32- Le jugement sera en conséquence confirmé du chef des condamnations prononcées à l’encontre de la Banque Populaire du Sud et de l’Urssaf et la cour déboutera cette dernière de ses demandes indemnitaires à l’encontre de Mme [U] et M.[R].
33- S’agissant des demandes indemnitaires formées à titre subsidiaire par les appelantes à l’encontre de la Scp de notaires, si la faute du notaire est caractérisée en ce qu’il n’a pas procédé à la publication du jugement de divorce au service de la publicité foncière et ne peut s’exonérer de ce- manquement en sa qualité de professionnel, débiteur de l’obligation d’assurer la sécurité juridique des actes qu’il instrumente en arguant de la faute de ses clients, le succès d’une action indemnitaire fondée sur les dispositions de l’article 1240 du code civil suppose établis outre la faute, un préjudice en lien de causalité avec celle-ci.
34- Or, ni le préjudice invoqué par l’Urssaf constitué aux termes de ses écritures par la perte de chance de prendre toute surêté ou garantie ou toute mesure d’exécution adéquate sur le patrimoine de M. [R] et d’obtenir ainsi le paiement de sa créance, ni celui invoqué par la Banque Populaire du Sud de recouvrer sa créance par l’inscription d’une garantie réelle sur le patrimoine de son débiteur ne sont en lien avec l’absence d’accomplissement des formalités de publicité foncière dès lors que précisément, s’agissant du préjudice invoqué par la banque, l’indisponibilité du bien immobilier devenu la propriété exclusive de Mme [U] lui était opposable en tout état de cause dès le mois de janvier 2006, et que s’agissant de l’Urssaf, elle ne précise pas en quoi la faute du notaire l’a privée de prendre tout autre mesure de sûreté ou d’exécution à l’égard de son débiteur, observations dont il résulte d’une part que le jugement sera confirmé en ce qu’il a débouté la Banque Populaire du Sud de ses prétentions à l’encontre de la Scp de notaires, et d’autre part que l’Urssaf sera déboutée par la cour de sa demande tendant à être relevée et garantie par la Scp de notaires de sa condamnation au profit de Mme [U].

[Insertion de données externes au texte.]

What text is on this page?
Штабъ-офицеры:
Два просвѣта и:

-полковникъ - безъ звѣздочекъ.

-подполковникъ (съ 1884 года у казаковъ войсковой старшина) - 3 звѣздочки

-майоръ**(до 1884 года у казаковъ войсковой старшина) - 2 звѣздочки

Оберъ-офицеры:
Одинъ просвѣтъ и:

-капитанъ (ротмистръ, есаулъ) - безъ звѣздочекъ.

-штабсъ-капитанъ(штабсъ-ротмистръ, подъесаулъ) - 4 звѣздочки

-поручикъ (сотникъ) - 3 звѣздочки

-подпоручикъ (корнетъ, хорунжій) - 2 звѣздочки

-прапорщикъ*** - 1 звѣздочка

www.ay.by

35- Parties perdantes, l’Urssaf et la Banque Populaire du Sud seront solidairement condamnées aux dépens d’appel par application de l’article 696 du code de procédure civile.
PAR CES MOTIFS:
Statuant par arrêt de défaut,
Confirme le jugement en toutes ses dispositions,
Y ajoutant,
Déboute l’Urssaf de ses demandes à l’égard de Mme [U] et de la Selal Valencia- Wenger- Valette (anciennement SCP Valencia – Wenger – Lavail.)

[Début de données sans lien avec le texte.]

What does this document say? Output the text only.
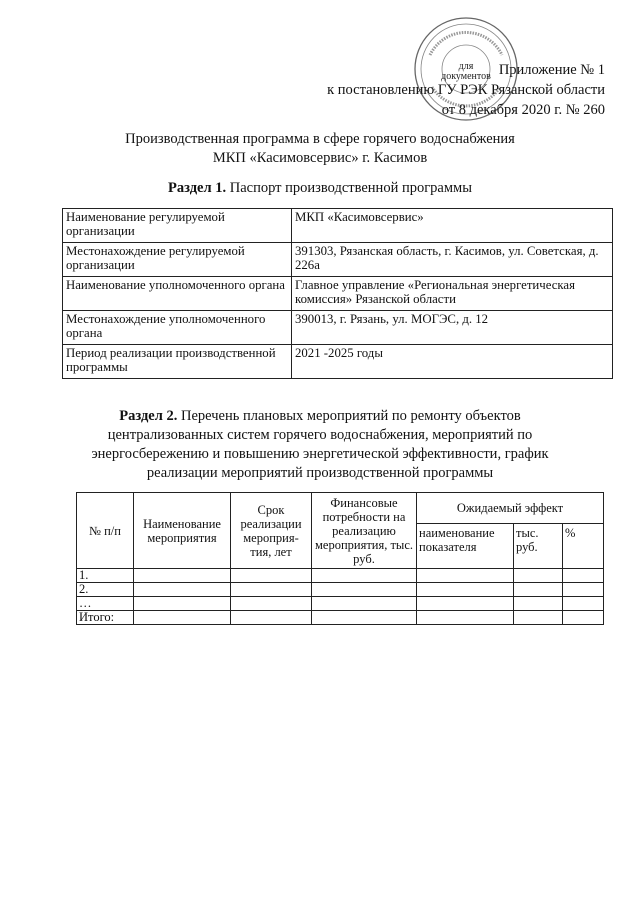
Приложение № 1
к постановлению ГУ РЭК Рязанской области
от 8 декабря 2020 г. № 260
для
документов
Производственная программа в сфере горячего водоснабжения
МКП «Касимовсервис» г. Касимов
Раздел 1. Паспорт производственной программы
Наименование регулируемой организации	МКП «Касимовсервис»
Местонахождение регулируемой организации	391303, Рязанская область, г. Касимов, ул. Советская, д. 226а
Наименование уполномоченного органа	Главное управление «Региональная энергетическая комиссия» Рязанской области
Местонахождение уполномоченного органа	390013, г. Рязань, ул. МОГЭС, д. 12
Период реализации производственной программы	2021 -2025 годы
Раздел 2. Перечень плановых мероприятий по ремонту объектов централизованных систем горячего водоснабжения, мероприятий по энергосбережению и повышению энергетической эффективности, график реализации мероприятий производственной программы
№ п/п	Наименование мероприятия	Срок реализации мероприя-тия, лет	Финансовые потребности на реализацию мероприятия, тыс. руб.	Ожидаемый эффект		
				наименование показателя	тыс. руб.	%
1.						
2.						
…						
Итого:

Condamne solidairement l’Urssaf et la Banque Populaire du Sud aux dépens d’appel,
Condamne solidairement l’Urssaf et la Banque Populaire du Sud à payer à Mme [U] la somme de 2500 euros par application de l’article 700 du code de procédure civile.
Dit n’y avoir lieu à d’autres condamnations sur le fondement de l’article 700 du code de procédure civile.